BlockBeats-Nachrichten, 2. April, der iranische Präsident Masoud Pezeshkian veröffentlichte am 2. April auf der Plattform X eine offene Nachricht an die US-Bevölkerung. Darin kritisiert er, dass die militärischen Handlungen der USA gegen den Iran in ihrem Wesen die Rolle eines „Stellvertreters“ Israels einnehmen, und stellt die Frage, ob die „America First“-Politik tatsächlich den nationalen Interessen der USA dient.
Pezeshkian betonte in seinem Schreiben, dass der Iran gegenüber dem US-Volk „keine Feindseligkeit“ hege, und erklärte, dass es weder der Geschichte noch der Realität entspreche, den Iran zu einer Bedrohung zu machen. Er sagte, der Iran habe nie von sich aus einen Krieg begonnen, und seine Militäreinsätze seien „legitime Selbstverteidigung“.
In Bezug auf historische Fragen erwähnte Pezeshkian den iranischen Putsch von 1953 und erklärte, dass dieses Ereignis den demokratischen Prozess im Iran unterbrochen habe und das Misstrauen der iranischen Gesellschaft gegenüber den USA verstärkt habe; zugleich kritisierte er die langjährigen Sanktionen der USA und die Politik, die sie während des Iran-Irak-Krieges gegenüber Saddam Hussein unterstützt hätten.
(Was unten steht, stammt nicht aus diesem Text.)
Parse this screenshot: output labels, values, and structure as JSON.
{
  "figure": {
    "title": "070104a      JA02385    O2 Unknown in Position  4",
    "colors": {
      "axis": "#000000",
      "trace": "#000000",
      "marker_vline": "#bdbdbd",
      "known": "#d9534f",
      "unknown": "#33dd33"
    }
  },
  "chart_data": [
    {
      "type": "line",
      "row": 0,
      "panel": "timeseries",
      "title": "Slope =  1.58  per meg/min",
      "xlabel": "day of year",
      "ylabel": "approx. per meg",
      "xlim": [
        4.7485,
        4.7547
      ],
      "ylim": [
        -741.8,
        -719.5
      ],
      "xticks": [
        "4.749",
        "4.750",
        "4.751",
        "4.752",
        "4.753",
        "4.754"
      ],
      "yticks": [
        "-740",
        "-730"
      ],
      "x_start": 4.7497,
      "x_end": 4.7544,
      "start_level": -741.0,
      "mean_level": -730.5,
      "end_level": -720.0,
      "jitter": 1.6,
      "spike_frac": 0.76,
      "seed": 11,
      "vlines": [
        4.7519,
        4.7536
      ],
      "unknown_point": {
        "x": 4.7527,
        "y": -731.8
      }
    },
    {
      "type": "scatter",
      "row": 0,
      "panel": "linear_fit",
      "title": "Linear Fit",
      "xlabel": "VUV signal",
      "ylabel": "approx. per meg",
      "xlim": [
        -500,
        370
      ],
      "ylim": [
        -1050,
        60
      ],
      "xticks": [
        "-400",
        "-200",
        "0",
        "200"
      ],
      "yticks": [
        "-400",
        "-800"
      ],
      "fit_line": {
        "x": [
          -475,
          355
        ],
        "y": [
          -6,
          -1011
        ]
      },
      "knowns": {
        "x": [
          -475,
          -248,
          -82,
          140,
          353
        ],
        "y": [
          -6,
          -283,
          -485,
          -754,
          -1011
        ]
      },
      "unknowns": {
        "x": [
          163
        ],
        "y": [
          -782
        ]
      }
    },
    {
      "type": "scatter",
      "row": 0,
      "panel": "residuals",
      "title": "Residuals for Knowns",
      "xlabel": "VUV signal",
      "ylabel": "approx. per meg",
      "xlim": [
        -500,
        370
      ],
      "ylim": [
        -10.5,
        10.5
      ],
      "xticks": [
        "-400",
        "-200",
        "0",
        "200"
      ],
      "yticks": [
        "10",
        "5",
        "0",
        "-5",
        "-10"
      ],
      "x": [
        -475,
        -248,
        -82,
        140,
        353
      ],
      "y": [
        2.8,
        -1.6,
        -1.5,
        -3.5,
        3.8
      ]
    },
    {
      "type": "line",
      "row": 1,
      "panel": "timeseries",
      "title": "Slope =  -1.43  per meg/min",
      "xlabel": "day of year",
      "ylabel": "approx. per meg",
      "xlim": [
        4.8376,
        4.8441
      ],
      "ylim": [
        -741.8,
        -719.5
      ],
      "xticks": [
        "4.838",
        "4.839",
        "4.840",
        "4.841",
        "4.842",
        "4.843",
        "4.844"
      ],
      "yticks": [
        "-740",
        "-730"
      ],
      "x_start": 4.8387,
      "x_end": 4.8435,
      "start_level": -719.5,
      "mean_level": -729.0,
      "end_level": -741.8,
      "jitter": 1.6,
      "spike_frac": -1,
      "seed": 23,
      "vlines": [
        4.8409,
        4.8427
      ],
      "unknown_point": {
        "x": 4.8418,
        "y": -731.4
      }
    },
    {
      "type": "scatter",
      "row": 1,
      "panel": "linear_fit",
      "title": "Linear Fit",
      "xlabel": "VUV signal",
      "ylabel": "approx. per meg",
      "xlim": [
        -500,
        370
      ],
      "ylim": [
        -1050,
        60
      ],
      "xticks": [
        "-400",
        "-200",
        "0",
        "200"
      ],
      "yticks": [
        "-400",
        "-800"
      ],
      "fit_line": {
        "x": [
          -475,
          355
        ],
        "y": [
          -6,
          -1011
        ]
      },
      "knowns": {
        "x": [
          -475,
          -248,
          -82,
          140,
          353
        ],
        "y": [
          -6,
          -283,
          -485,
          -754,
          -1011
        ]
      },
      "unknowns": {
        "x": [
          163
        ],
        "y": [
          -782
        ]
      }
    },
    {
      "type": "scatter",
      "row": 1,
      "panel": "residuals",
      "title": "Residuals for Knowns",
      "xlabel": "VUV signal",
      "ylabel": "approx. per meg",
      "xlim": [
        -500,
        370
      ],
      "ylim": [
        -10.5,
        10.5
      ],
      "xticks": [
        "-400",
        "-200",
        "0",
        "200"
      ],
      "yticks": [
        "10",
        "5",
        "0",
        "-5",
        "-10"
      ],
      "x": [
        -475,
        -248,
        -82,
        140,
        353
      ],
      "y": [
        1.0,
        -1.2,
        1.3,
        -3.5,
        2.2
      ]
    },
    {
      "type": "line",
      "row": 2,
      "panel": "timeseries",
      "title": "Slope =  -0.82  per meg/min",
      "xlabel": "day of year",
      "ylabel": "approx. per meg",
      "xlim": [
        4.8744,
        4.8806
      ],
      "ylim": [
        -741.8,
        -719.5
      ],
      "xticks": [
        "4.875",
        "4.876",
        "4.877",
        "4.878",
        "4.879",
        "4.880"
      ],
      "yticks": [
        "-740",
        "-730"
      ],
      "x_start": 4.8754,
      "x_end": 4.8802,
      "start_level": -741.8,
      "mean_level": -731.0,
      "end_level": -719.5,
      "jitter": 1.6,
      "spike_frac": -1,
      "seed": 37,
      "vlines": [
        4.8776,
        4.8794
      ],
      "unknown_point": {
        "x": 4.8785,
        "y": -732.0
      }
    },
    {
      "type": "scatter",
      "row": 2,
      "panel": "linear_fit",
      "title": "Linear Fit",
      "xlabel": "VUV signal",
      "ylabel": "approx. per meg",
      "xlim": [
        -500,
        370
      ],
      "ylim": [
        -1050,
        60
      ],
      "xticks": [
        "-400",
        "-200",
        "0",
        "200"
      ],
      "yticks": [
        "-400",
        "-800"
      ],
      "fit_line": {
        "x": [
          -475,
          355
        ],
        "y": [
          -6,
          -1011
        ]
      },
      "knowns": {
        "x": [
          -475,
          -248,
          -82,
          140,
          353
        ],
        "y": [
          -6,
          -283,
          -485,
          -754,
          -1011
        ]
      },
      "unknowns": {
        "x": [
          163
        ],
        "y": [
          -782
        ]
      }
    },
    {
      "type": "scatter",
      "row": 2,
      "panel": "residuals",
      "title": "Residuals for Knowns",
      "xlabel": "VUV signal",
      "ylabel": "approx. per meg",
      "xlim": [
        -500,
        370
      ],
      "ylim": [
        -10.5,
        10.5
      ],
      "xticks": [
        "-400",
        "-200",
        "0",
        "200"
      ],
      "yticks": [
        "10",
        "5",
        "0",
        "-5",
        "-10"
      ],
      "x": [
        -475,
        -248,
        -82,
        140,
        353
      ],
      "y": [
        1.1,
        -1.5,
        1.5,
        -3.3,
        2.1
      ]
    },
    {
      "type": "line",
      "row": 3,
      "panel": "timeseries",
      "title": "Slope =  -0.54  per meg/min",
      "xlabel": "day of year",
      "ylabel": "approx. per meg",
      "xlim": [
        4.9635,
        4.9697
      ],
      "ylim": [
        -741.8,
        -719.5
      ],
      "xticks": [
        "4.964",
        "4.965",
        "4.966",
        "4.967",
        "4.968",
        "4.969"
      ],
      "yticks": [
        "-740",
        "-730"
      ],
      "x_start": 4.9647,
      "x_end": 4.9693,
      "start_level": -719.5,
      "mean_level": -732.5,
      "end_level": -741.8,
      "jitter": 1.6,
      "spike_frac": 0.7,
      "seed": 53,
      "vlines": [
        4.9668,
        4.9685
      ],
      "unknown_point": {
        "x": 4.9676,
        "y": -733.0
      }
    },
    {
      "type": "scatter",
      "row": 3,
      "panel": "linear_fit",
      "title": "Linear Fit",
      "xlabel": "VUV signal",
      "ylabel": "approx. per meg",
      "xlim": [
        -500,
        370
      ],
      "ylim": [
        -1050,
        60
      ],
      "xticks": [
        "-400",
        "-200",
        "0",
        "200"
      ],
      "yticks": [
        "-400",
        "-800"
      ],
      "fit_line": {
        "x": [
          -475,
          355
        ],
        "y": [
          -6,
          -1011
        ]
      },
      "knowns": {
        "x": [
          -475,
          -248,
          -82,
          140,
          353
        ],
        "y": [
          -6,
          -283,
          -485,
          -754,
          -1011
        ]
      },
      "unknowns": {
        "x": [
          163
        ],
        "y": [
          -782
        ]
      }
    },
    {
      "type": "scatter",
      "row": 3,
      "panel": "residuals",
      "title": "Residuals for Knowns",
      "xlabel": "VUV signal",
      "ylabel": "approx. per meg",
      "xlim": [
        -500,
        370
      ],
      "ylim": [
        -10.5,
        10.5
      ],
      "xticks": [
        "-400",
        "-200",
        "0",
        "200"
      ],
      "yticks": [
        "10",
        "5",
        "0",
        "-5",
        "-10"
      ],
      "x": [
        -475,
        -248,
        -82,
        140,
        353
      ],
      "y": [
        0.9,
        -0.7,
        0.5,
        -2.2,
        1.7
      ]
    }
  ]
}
Pezeshkian warf den USA außerdem vor, dass ihre jüngsten Angriffe auf die iranische kritische Infrastruktur „Kriegsverbrechen“ darstellten, und warnte, dass die betreffenden Handlungen die Instabilität in der Region verstärken und die weltweiten wirtschaftlichen und Sicherheitsrisiken erhöhen würden.
In dem Schreiben nannte er Israel mehrfach beim Namen. Er sagte, Israel lenke die Aufmerksamkeit der internationalen Gemeinschaft vom Thema Palästina ab, indem es „eine iranische Bedrohung“ herstelle, und versuche „die USA bis zum letzten Soldaten kämpfen zu lassen und das letzte Geld zu verbrauchen“.
Pezeshkian forderte die US-Bevölkerung auf, die Informationsquellen der aktuellen Politik zu überprüfen, die eigene Einschätzung des Irans neu zu bewerten und warnte, dass ein fortgesetzter Gegensatz tiefgreifende Auswirkungen auf mehrere künftige Generationen haben werde.